Sunday 25 December 2016

Holding Hands in the Countryside Part IV : Jesus Loves Me

With all my talk about dating, you'd think that I would have been inundated with Christmas presents from admirers, wouldn't you?  Well, dear reader, I regret to advise that I didn't get as much as a battered Christmas card, cheap perfume from LidlDaLDI, or even a bloody Toblerone.

But I don't want you to feel sorry for me.  I'm in great form, it's Christmas and good stuff is going down.  In the week when Bob Geldof 'liked' a blog post I wrote (sorry, I just had to throw that in there), an email alert from a dating website tells me that I am Jesus's 'favourite'.  Given that it is his birthday week, I wouldn't have thought he'd have time for a web trawl and to find me, a non-believer, among his many, many admirers.  I click on the link.  As expected, Jesus is a fine looking lad, but just, different than what I expected - paler, more clean shaven, a sharper dresser.  He's got a look about him that says 'eternal youth'.  But Jesus lives a continent away and I don't expect him to part seas, or to walk on water to see me.  So sorry Jesus, you may be loved by millions, but I ain't the gal for you.

I collect a parcel from a distribution centre.  Logistics Guy recognises my address and describes where I live with Sat-Nav precision and also, describes who lives in my house, or rather once live'd' in my house. Without really meaning to, I blurt out the current make up of my household and quick as a flash, he offers to take me out on a date.  Just like that.  My package contains a blood-red lipstick, a gift sent from a friend.  I wonder if Logistics Guy has scanned the package, seen the contents and summed me as a femme fatale.  Or perhaps, there's an offer on packages, a buy-one, get-a-date-free type scenario.  Either way, I decline his offer and leg it with my lippy.

By chance, I see Feckin' Fecker parked in the car park of a filling station and my heart skips a beat.  I don't know if he has seen me as I walk out of the shop.  I'm suddenly self conscious about how I look and what I'm wearing.  I hesitate as I leave.  I sit into my car, hoping that he will knock on the window of my car, just to say hello.  But there's no knock and I drive off, feeling slightly bruised. There's no Christmas text message either.  For closure, it would have been nice to get a 'Happy Christmas', but I think I know him well enough to know that he hasn't contacted me because he doesn't want to get my hopes up of us ever being an item. But FF, I get it, swear.

Although we speak regularly, I have no idea what Vital Statistics thinks of me.  He has the loveliest of smiles. I like the way he runs his hands through his hair when he is animated, although I'd much prefer him to run them through mine.  I demonstrate great restraint and do not share this sentiment (and you won't tell him, will you?).  Vital Statistics is an expert on risk assessment and seems to have applied the same methodology to himself and myself.  He can't predict our long term forecast due to the unknown outcome of predicted life happenings for him.  I understand his hesitancy, but reassure him that although I MAY be high maintenance, that I am low risk and being financially independent, a low cost option. 
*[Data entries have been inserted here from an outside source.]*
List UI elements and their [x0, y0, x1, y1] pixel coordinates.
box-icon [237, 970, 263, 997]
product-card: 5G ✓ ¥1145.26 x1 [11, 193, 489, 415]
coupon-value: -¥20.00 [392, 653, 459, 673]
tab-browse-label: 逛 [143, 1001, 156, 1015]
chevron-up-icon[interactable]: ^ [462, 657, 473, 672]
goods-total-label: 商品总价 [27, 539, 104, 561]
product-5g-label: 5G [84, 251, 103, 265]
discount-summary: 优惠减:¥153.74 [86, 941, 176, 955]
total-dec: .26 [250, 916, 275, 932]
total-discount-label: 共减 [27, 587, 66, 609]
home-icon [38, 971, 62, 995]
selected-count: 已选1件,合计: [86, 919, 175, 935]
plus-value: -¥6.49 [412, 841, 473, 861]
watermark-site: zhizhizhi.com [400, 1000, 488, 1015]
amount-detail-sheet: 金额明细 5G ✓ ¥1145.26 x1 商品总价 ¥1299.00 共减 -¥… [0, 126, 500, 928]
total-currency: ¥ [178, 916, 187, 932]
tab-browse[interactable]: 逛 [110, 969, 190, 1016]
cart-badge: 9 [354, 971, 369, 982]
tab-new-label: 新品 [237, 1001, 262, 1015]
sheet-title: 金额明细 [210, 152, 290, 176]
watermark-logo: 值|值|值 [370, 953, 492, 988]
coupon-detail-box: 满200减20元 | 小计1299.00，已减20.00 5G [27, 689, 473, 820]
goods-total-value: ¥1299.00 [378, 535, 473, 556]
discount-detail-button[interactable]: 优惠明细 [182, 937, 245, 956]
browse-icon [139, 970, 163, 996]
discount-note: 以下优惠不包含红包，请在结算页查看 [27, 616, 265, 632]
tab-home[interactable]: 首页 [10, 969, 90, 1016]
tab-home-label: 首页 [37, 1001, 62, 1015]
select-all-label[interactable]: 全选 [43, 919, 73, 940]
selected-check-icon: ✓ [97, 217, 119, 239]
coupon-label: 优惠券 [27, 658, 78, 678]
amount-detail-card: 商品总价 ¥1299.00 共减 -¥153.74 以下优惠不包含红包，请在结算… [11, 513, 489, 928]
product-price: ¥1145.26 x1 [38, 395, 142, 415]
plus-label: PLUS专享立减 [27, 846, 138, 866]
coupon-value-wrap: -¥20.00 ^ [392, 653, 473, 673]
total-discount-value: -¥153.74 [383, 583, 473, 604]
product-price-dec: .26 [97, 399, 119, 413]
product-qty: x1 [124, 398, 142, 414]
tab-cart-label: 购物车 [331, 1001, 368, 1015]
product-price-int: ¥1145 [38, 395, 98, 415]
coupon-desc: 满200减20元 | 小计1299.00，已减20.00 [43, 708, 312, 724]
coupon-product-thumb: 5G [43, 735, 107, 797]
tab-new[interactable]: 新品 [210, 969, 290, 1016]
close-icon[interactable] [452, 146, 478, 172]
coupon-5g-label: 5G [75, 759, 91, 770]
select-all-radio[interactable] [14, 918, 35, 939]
I wonder if he's too polite to say that he's not that interested in me, so I ask him out straight.  He is puzzled by the question.  He replies, 'sure I'm here', which is true, he is indeed, here, sitting right across from me and there isn't a gun to his head.  But still I want more.  I consider presenting him with a questionnaire that produces facts and figures that could prompt him.   

For example, 

(A) 
On a scale of 1-10, where 1=Total Minger and 10= Hot Momma, how would you rate the woman sitting across the table?  

(B) 
Please create a pie-chart indicting percentages of how you consider your date, using the headings below
1. Bessie Mate
2. Would like to bring her breakfast in bed
3. Want to grow old with her
4. Thinking of blocking her number on my phone
5. Undecided

I think it's best that I embrace the advice of my two older male friends, who recently insisted on giving stone-cold-sober me a drunken pep talk on my loveless life and 'slow the fuck down'.  So I won't ask Vital Statistics any more probing questions.  I'll just remind him now and then that I'm a woman in demand, I mean, how many girls can say that Jesus winked at them?